As a good example of a set of milestones that appear both clear and challenging, consider this recent proposal by AI researcher Gary Marcus, which lists five possible canary signals:
(1) Whether AI is able to watch a movie and tell you accurately what is going on. Who are the characters? What are their conflicts and motivations? etc.
(2) Whether AI is able to read a novel and reliably answer questions about plot, character, conflicts, motivations, etc.
(3) Whether AI is able to work as a competent cook in an arbitrary kitchen (extending Steve Wozniak’s cup of coffee benchmark).

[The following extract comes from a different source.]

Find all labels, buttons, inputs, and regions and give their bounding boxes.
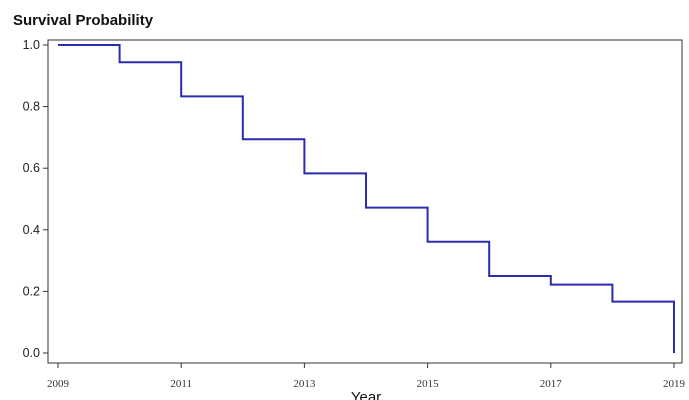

(4) Whether AI is able to reliably construct bug-free code of more than 10,000 lines from natural language specification or by interactions with a non-expert user. (Gluing together code from existing libraries doesn’t count.)
(5) Whether AI is able to take arbitrary proofs from the mathematical literature written in natural language and convert them into a symbolic form suitable for symbolic verification.
AI index reports
A different approach to measuring progress with AI is taken by a number of organisations that regularly publish their own reports. These are worth reviewing for signs of change from year to year – and for the reasons given for these changes.
- The AI Index published by Stanford University
- The Global AI Index published by Tortoise Media
- The AI Index Report published by the OECD
A potential shortcoming of these reports is the extent to which they prioritise descriptions of current AI capabilities (and the threats and opportunities arising), rather than forecasts of potential future developments.
However, better foresight generally arises from better hindsight. Accordingly, a sober assessment of how AI capabilities have improved in the recent past is a vital input to deciding the best advice on the management of future AI capabilities.